4 Theoretical Interpretations of the Causal Relationships
4.1 Theoretical Overview
4.1.1 Increasing numbers of people concur that housing expenses in the majority of Western countries are too costly. In many regions, it is far more expensive to build extra homes than it is to construct a new one. People who make more money often migrate to metropolitan regions (Brill & Raco, 2021), where they spend a portion of their increased income on housing and rent that is more expensive. People have been able to bid up home prices as a result of better access to credit and lowering interest rates (Clifford & Madeddu, 2022). These two variables lead to reduced interest rates on loans and profits on other investments. If wages rose and interest rates fell, the supply of most goods would rise, especially expensive, long-lasting things like ships and aircraft. This would prevent the price from being artificially maintained at a high level. However, the supply of housing in and around a number of densely populated locations has been unable to keep up with demand.
4.2 Housing Theory
4.2.1 Over the last 40 years, the affordability of housing has become worse, and this has coincided with the growth of the intangible economy. The transition away from physical capital and toward software and intellectual property is referred to as the intangible economy. A middle-class family in the US or the UK in the 1960s may only have one income yet still be able to purchase a decent home (White and Nandedkar, 2021). We have to either construct new homes or cram more people into the existing ones when more people want to reside in a certain region, which drives up the cost of living. In Western cities that are in great demand, all of these forces are in play (Clifford & Madeddu, 2022). Only a small portion of London’s residences are empty right now since it is more expensive to leave things unattended.

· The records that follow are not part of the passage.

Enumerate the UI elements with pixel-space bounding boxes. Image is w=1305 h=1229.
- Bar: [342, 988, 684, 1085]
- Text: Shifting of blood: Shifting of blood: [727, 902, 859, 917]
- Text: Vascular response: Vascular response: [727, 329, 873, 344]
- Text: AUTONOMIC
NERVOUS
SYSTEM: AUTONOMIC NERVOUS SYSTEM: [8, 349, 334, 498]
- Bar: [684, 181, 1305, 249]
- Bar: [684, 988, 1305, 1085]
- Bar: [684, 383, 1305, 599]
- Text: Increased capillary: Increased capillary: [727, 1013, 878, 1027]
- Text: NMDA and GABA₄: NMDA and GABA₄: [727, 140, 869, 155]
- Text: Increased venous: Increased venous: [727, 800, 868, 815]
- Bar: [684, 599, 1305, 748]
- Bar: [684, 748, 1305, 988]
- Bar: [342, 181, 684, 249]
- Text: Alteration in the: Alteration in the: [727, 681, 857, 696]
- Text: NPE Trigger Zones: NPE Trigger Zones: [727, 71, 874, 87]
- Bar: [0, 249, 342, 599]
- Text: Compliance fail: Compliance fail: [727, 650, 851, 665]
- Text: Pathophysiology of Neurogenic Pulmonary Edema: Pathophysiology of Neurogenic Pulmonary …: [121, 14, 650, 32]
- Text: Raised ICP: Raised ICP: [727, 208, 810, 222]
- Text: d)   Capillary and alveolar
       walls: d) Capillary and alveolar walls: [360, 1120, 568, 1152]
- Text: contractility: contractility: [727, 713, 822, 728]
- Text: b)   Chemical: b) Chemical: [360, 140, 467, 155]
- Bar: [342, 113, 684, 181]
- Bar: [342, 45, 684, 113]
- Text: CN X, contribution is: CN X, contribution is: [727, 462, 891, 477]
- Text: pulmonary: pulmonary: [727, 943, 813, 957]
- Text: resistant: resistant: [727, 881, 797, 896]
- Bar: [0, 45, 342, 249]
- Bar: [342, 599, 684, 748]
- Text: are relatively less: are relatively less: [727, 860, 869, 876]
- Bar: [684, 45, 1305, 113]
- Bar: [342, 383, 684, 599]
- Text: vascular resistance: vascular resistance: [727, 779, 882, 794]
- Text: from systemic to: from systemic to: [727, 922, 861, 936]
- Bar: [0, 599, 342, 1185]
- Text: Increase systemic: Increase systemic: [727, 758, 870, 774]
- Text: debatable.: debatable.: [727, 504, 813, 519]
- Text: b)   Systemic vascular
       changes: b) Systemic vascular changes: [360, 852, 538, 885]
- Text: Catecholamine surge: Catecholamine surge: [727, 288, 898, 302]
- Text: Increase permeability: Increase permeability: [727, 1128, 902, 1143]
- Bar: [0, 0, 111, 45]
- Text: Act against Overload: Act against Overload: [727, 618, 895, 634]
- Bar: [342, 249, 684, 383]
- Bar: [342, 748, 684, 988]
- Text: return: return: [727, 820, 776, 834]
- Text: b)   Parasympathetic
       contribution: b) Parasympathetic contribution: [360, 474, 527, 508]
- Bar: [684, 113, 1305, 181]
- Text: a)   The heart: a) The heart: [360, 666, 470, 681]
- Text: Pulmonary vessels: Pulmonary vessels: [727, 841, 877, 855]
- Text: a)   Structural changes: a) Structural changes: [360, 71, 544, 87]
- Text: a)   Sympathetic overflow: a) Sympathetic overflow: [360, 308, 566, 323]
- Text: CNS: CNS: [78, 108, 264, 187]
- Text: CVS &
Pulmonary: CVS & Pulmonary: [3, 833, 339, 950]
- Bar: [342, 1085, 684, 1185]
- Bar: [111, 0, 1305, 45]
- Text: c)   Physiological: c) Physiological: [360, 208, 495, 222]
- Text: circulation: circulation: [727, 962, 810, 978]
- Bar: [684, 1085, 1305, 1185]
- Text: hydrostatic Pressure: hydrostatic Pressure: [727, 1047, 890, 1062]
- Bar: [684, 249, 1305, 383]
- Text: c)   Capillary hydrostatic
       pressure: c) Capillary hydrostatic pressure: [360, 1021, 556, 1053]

4.2.2 Price increases over the prior 40 years point to a shortage of homes. The average price of a home in England has increased by 706% since 1980 (Gallent, de Magalhaes, & Freire Trigo, 2021). Prices in Ireland, under the same report, have increased by almost 800 percent over that period, mostly in Dublin. Since rents aren’t directly impacted by interest rates, they exhibit comparable patterns but are less obvious (White and Nandedkar, 2021). When compared to developing new homes with the same specifications, these costs range from two to four times more. This discrepancy between construction costs and home values serves as a stand-in for new development restrictions.
4.3.1 The current research has shown how the movement of the real estate market is caused by the interaction of two forces, none of which would first seem to go together. To provide their family a safe place to live, people invest a lot of money on real estate. However, it could be difficult for individuals in the UK to locate real estate that is affordable, especially if they live in metropolitan areas. On the other hand, homeowners often spend a significant quantity of money improving and maintaining their homes. They have seen a rise in their wealth over the last several decades as a consequence of specific increases in local property values.